PDF(Pubmed)
Abstract:
Cholesterol is necessary for all cells to function. The intracellular cholesterol transporters Npc1 and Npc2 control sterol trafficking and their malfunction leads to Neimann-Pick Type C disease, a rare disorder affecting the nervous system and the intestine. Unlike humans that encode single Npc1 and Npc2 transporters, flies encompass two Npc1 (Npc1a-1b) and eight Npc2 (Npc2a-2h) members, and most of the Npc2 family genes remain unexplored. Here, we focus on the intestinal function of Npc2c in the adult. We find that Npc2c is necessary for intestinal stem cell (ISC) mitosis, maintenance of the ISC lineage, survival upon pathogenic infection, as well as tumor growth. Impaired mitosis of Npc2c-silenced midguts is accompanied by reduced expression of Cyclin genes, and genes encoding ISC regulators, such as Delta, unpaired1 and Socs36E. ISC-specific Npc2c silencing induces Attacin-A expression, a phenotype reminiscent of Gram-negative bacteria overabundance. Metagenomic analysis of Npc2c-depleted midguts indicates intestinal dysbiosis, whereby decreased commensal complexity is accompanied by increased gamma-proteobacteria. ISC-specific Npc2c silencing also results in increased cholesterol aggregation. Interestingly, administration of the non-steroidal ecdysone receptor agonist, RH5849, rescues mitosis of Npc2c-silenced midguts and increases expression of the ecdysone response gene Broad, underscoring the role of Npc2c and sterols in ecdysone signaling. Assessment of additional Npc2 family members indicates potential redundant roles with Npc2c in ISC control and response to ecdysone signaling.

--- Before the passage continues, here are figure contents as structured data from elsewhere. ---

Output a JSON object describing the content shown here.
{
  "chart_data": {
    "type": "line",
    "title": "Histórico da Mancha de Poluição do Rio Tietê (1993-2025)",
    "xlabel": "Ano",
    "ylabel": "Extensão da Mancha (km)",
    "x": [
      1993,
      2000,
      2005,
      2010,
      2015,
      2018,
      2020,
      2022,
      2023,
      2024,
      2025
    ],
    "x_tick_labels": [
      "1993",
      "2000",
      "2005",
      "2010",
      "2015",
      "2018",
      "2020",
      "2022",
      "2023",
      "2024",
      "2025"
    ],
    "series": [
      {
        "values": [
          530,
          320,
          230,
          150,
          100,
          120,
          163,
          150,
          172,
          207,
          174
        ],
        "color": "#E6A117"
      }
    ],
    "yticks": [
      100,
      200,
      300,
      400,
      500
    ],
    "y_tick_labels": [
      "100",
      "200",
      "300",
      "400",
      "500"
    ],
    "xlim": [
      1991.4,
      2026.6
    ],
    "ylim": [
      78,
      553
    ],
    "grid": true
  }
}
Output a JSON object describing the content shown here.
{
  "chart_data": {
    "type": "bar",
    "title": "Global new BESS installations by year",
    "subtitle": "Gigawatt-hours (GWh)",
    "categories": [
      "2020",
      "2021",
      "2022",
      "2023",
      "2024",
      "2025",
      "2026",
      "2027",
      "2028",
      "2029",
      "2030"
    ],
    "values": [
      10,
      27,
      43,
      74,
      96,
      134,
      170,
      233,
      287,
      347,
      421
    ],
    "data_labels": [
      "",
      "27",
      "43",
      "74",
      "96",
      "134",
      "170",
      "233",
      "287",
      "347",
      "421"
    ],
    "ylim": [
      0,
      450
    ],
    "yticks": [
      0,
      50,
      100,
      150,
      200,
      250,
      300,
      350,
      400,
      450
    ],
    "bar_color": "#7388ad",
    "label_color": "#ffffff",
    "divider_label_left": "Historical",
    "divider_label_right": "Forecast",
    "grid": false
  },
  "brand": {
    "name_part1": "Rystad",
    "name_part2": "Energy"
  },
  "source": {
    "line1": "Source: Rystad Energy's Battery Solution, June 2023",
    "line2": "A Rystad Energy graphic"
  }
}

Our results highlight a previously unidentified essential role of Npc2c in ISC mitosis, as well as an important role in ecdysone signaling and microbiome composition in the Drosophila midgut.
摘要:
胆固醇是所有细胞发挥作用所必需的。细胞内胆固醇转运蛋白Npc1和Npc2控制固醇的运输,它们的功能障碍导致Neimann-PickC型疾病,一种影响神经系统和肠道的罕见疾病。与编码单个Npc1和Npc2转运蛋白的人类不同,苍蝇包括两个Npc1(Npc1a-1b)和八个Npc2(Npc2a-2h)成员,大多数Npc2家族基因仍未被研究。这里,我们关注Npc2c在成人中的肠道功能。我们发现Npc2c对肠干细胞(ISC)有丝分裂是必需的,维护ISC谱系,病原体感染后的生存,以及肿瘤的生长。Npc2c沉默的中肠的有丝分裂受损伴随着Cyclin基因的表达降低,和编码ISC调节因子的基因,比如Delta,unpaired1和Sock36E。ISC特异性Npc2c沉默诱导Attacin-A表达,一种让人联想到革兰氏阴性细菌过多的表型。Npc2c耗尽的中肠的宏基因组分析表明肠道生态失调,由此降低的共生复杂性伴随着增加的γ-变形杆菌。ISC特异性Npc2c沉默也导致胆固醇聚集增加。有趣的是,非甾体蜕皮激素受体激动剂的给药,RH5849,挽救Npc2c沉默的中肠的有丝分裂,并增加蜕皮激素反应基因Broad的表达,强调Npc2c和固醇在蜕皮激素信号传导中的作用。对其他Npc2家族成员的评估表明Npc2c在ISC控制和对蜕皮激素信号传导的反应中的潜在冗余作用。我们的结果强调了Npc2c在ISC有丝分裂中的一个先前尚未确定的重要作用,以及在果蝇中肠蜕皮激素信号传导和微生物组组成中的重要作用。